The weight of each individual is usually characterized as above average or overweight, and sufferers tend to have a more difficult time losing weight and maintaining average healthy weights.

Unlike with bulimia, they do not purge following a binge episode. Reasons for binge eating can be similar to those of compulsive overeating.

Binging can be used as a way to keep people away and subconsciously maintain an overweight appearance to cater to society's sad stigma "if I'm fat, no one will like me," as each person suffering may feel undeserving of love.

As with bulimia, binging can also be used as self-punishment for doing bad things, or for feeling badly about themselves.

A person suffering with binge eating disorder is at health risk for a heart attack, high blood pressure, and cholesterol, kidney disease and/or failure, arthritis and bone deterioration, and stroke.


Having an eating disorder is much more than just being on a diet.

- An eating disorder is an illness that permeates all aspects of each sufferer's life, is caused by a variety of emotional factors and influences, and has profound effects on the people and their loved ones.

- Dieting is about losing a little bit of weight in a healthy way.

- Eating disorders are about trying to make your whole life better through food and eating (or lack of).

- Dieting is about doing something healthy for yourself.

- Eating disorders are about seeking approval and acceptance from everyone through negative attention.

- Dieting is about losing a bit of weight and doing it healthfully.

- Eating disorders are about how life won't be good until a bit (or a lot) of weight is lost, and there's no concern for what kind of damage you do to yourself to get there.

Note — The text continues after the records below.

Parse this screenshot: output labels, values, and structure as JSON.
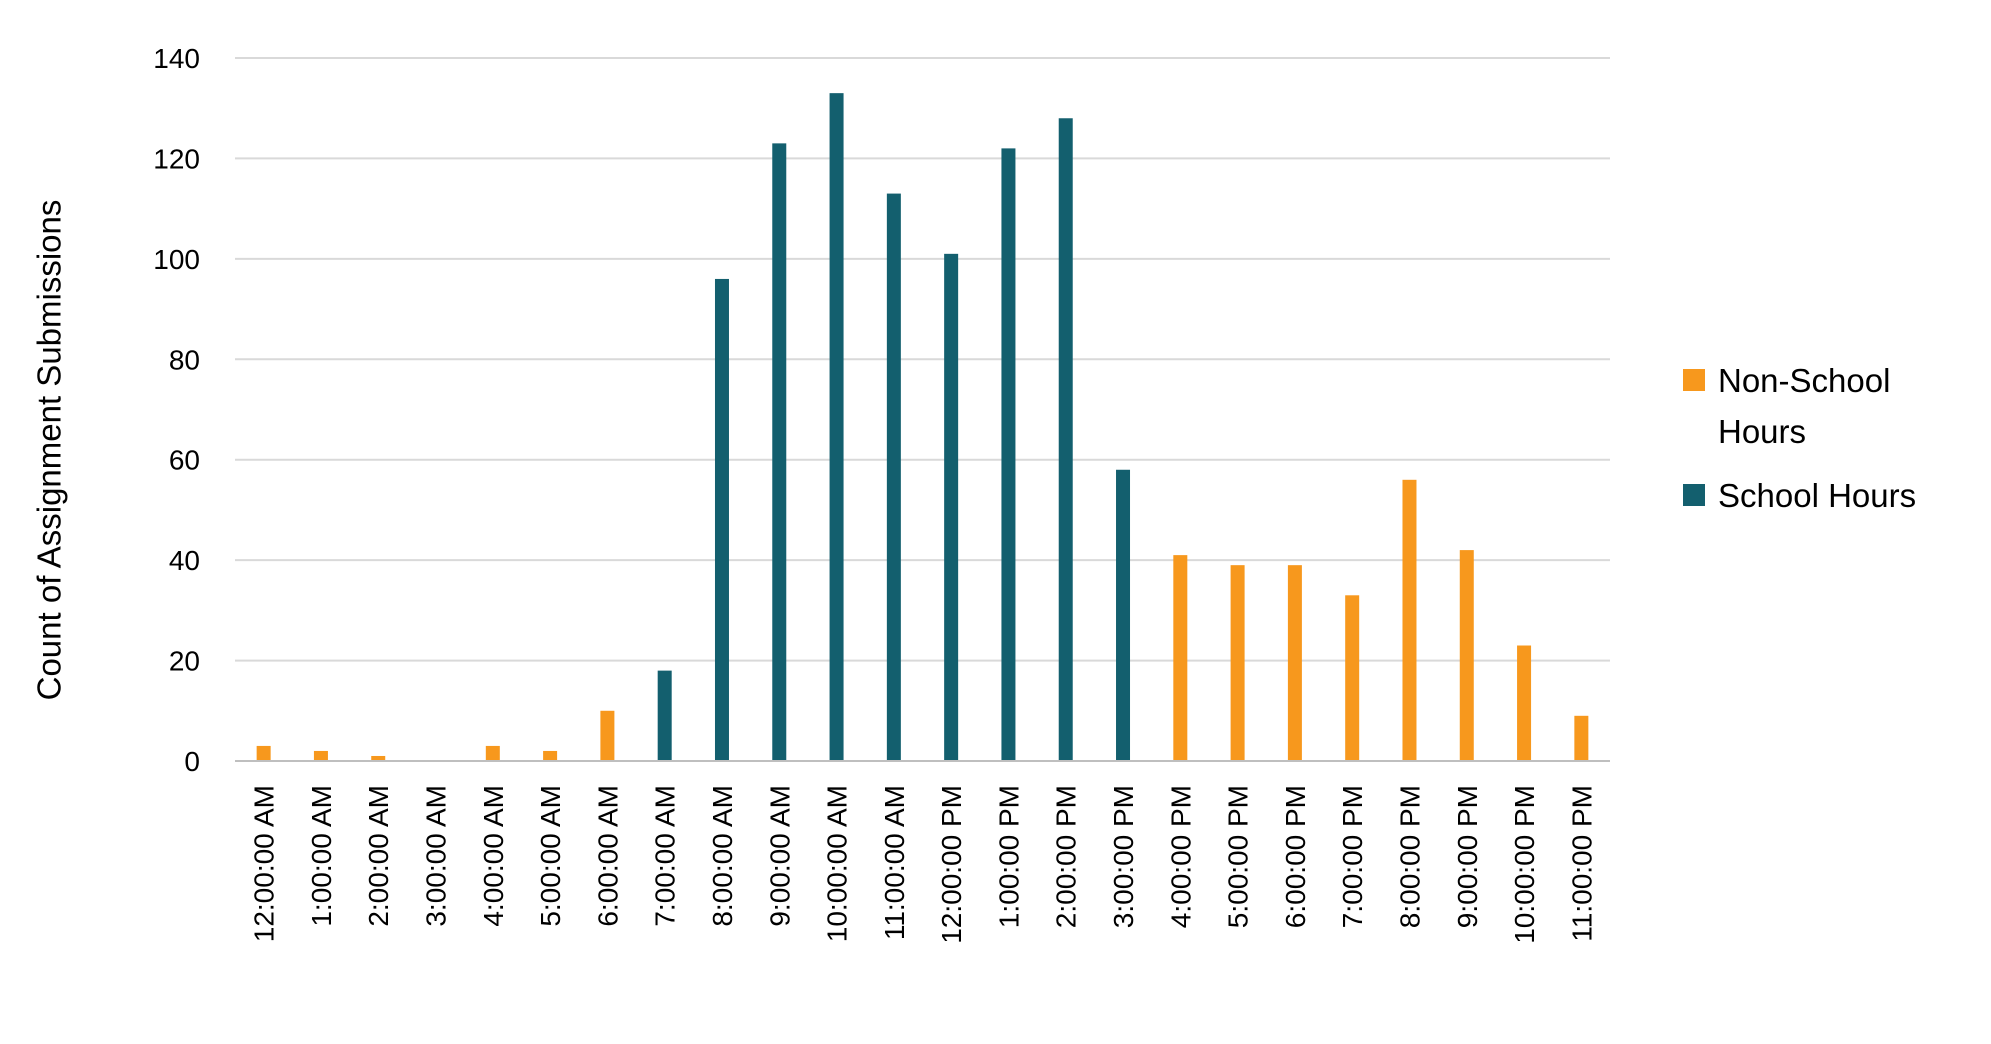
{
  "chart_data": {
    "type": "bar",
    "ylabel": "Count of Assignment Submissions",
    "xlabel": "",
    "ylim": [
      0,
      140
    ],
    "yticks": [
      0,
      20,
      40,
      60,
      80,
      100,
      120,
      140
    ],
    "grid": true,
    "legend_position": "right",
    "categories": [
      "12:00:00 AM",
      "1:00:00 AM",
      "2:00:00 AM",
      "3:00:00 AM",
      "4:00:00 AM",
      "5:00:00 AM",
      "6:00:00 AM",
      "7:00:00 AM",
      "8:00:00 AM",
      "9:00:00 AM",
      "10:00:00 AM",
      "11:00:00 AM",
      "12:00:00 PM",
      "1:00:00 PM",
      "2:00:00 PM",
      "3:00:00 PM",
      "4:00:00 PM",
      "5:00:00 PM",
      "6:00:00 PM",
      "7:00:00 PM",
      "8:00:00 PM",
      "9:00:00 PM",
      "10:00:00 PM",
      "11:00:00 PM"
    ],
    "values": [
      3,
      2,
      1,
      0,
      3,
      2,
      10,
      18,
      96,
      123,
      133,
      113,
      101,
      122,
      128,
      58,
      41,
      39,
      39,
      33,
      56,
      42,
      23,
      9
    ],
    "bar_series": [
      "Non-School Hours",
      "Non-School Hours",
      "Non-School Hours",
      "Non-School Hours",
      "Non-School Hours",
      "Non-School Hours",
      "Non-School Hours",
      "School Hours",
      "School Hours",
      "School Hours",
      "School Hours",
      "School Hours",
      "School Hours",
      "School Hours",
      "School Hours",
      "School Hours",
      "Non-School Hours",
      "Non-School Hours",
      "Non-School Hours",
      "Non-School Hours",
      "Non-School Hours",
      "Non-School Hours",
      "Non-School Hours",
      "Non-School Hours"
    ],
    "series": [
      {
        "name": "Non-School Hours",
        "name_lines": [
          "Non-School",
          "Hours"
        ],
        "color": "#f7981d"
      },
      {
        "name": "School Hours",
        "name_lines": [
          "School Hours"
        ],
        "color": "#135f6e"
      }
    ]
  }
}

- Dieting is about losing some weight in a healthy way so how you feel on the outside will match how good you already feel on the inside.

- Eating disorders are about being convinced that your whole self-esteem is hinged on what you weigh and how you look.

- Dieting is about attempting to control your weight a bit better.

- Eating disorders are about attempting to control your life and emotions through food/lack of food.

- Dieting is about losing some weight.

- Eating disorders are about everything going on in life - stress, coping, pain, anger, acceptance, validation, confusion, fear.